Appearing to be a hybrid of the bishop’s crooks and long-armed poles, these distinctive lamps originally found a home on Seventh Avenue, though today they’re generally used for decorative effect in bridges and parks.
In the castiron lamppost era, Seventh Avenue boasted its own design, a sort of intermediate one between the Bishops Crook and Long-armed designs. Later, shortened versions of the Seventh Avenue pole were used for side streets. A few of these castiron poles survive to the present day (see below). Strangely, until the early 1980s Rockaway Boulevard alongside Kennedy Airport was outfitted with a large amount of these quaint poles, as smaller size poles are used near airport runways.

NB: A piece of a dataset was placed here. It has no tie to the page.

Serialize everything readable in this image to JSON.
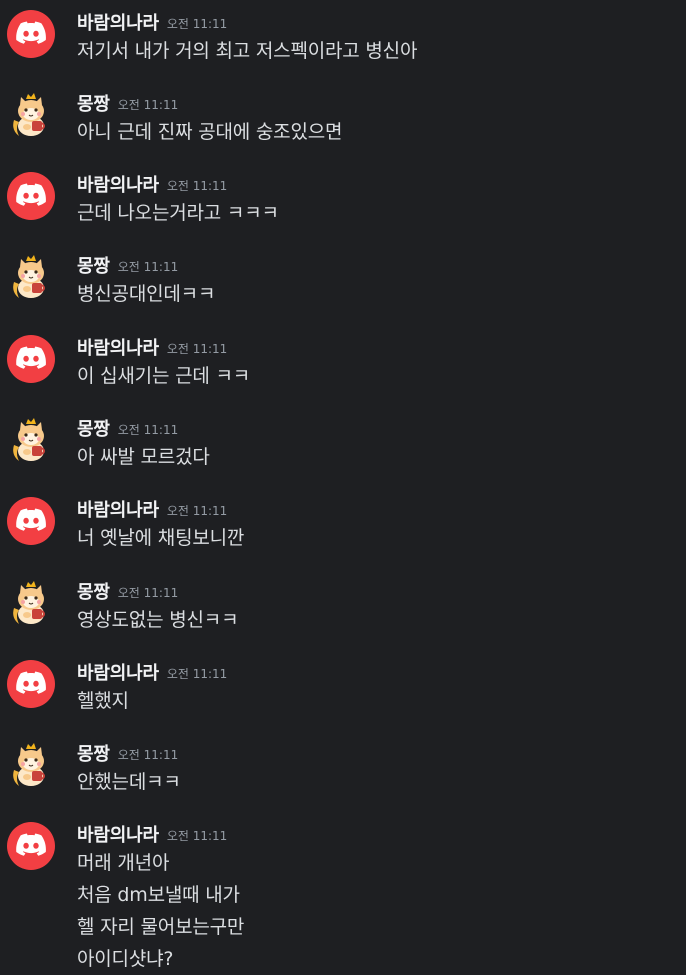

The photo at left was taken in 1912 and depicts the southern terminus of Seventh Avenue at Greenwich Avenue, with one of the distinctive Seventh Avenue poles on the corner. Beginning the following year, the building in the foreground was torn down so the IRT subway could be extended south. Seventh Avenue was extended south to Varick Street and Clarkson Street along with the construction of the subway. This site is now occupied by Mulry Square.
“Seventh Avenue” poles, and other castiron NYC lampposts, are classified by catalog. In 1934, the NYC Bureau Of Gas and Electricity (which like today’s Department of Transportation) was responsible for streetlighting) published The System Electric Companies: Photographs of Street Lighting Equipment As Of November 1, 1934. The pamphlet gave code numbers to every type of streetlight in NYC, identifying 76 types! Of those 76, only 19 have representative samples today.
The pamphlet refers to these poles as “Type F” poles.
Two views of a “Seventh Avenue” survivor. This one is on West 13th Street between 6th and 7th Avenues. It was outfitted with an incandescent “cup light” most likely during the 1940s.
There are ‘Seventh Avenue’ Type Fs at a rather forlorn area in Bensonhurst, on the walkway over the Belt Parkway at 27th Avenue. The walkway leads to Calvert Vaux Park…in reality, a lot of fenced-off weeds. The poles have been given a garish blue paint job.
A replica of a “Seventh Avenue” castiron graces a driveway in Flushing, New York. It could very well be a vintage post that was salvaged. It boasts the distinctive white “acorn lamp” that was most popular from the Twenties into the Forties.
The Belt Parkway pedestrian crossing south of Bay 8th Street had the ignominy of having a park luminaire unceremoniously attached to it upside down. It has since been given a sodium bucket light.
Photography: Bob Mulero, 1982
East 58th Street and Riverview Terrace boast both a magnificent view of the Queensboro Bridge and of a 1910s-vintage “Seventh Avenue” twinlamper.
This view inspired the poster for Woody Allen’s 1978 film Manhattan.
The Department of Transportation has replaced this pole with a copycat modern bishop crook lamppost.
Fall 2001: The Village Alliance, a business improvement district,has installed retro-7th Avenue lamps, complete with neo-Bell luminaires. These Bells have been given deep versions of the reflector glass bowls. Bedford Street in Greenwich Village and Wyckoff Avenue in Bushwick/Ridgewood have since also gotten them.
The DOT rehabbed this Type F original in Ridgewood Gardens, Maspeth, Queens in the 1990s.
(LEFT) as it appeared in the 1970s and 1980s. It was moved to the other side of the pedestrian stairway between 64th St and 65th Place at 53rd Avenue.
This magnificent Twin Type F was found in SUNY Maritime College Campus in Throgs Neck in 2005. It has since been scrapped.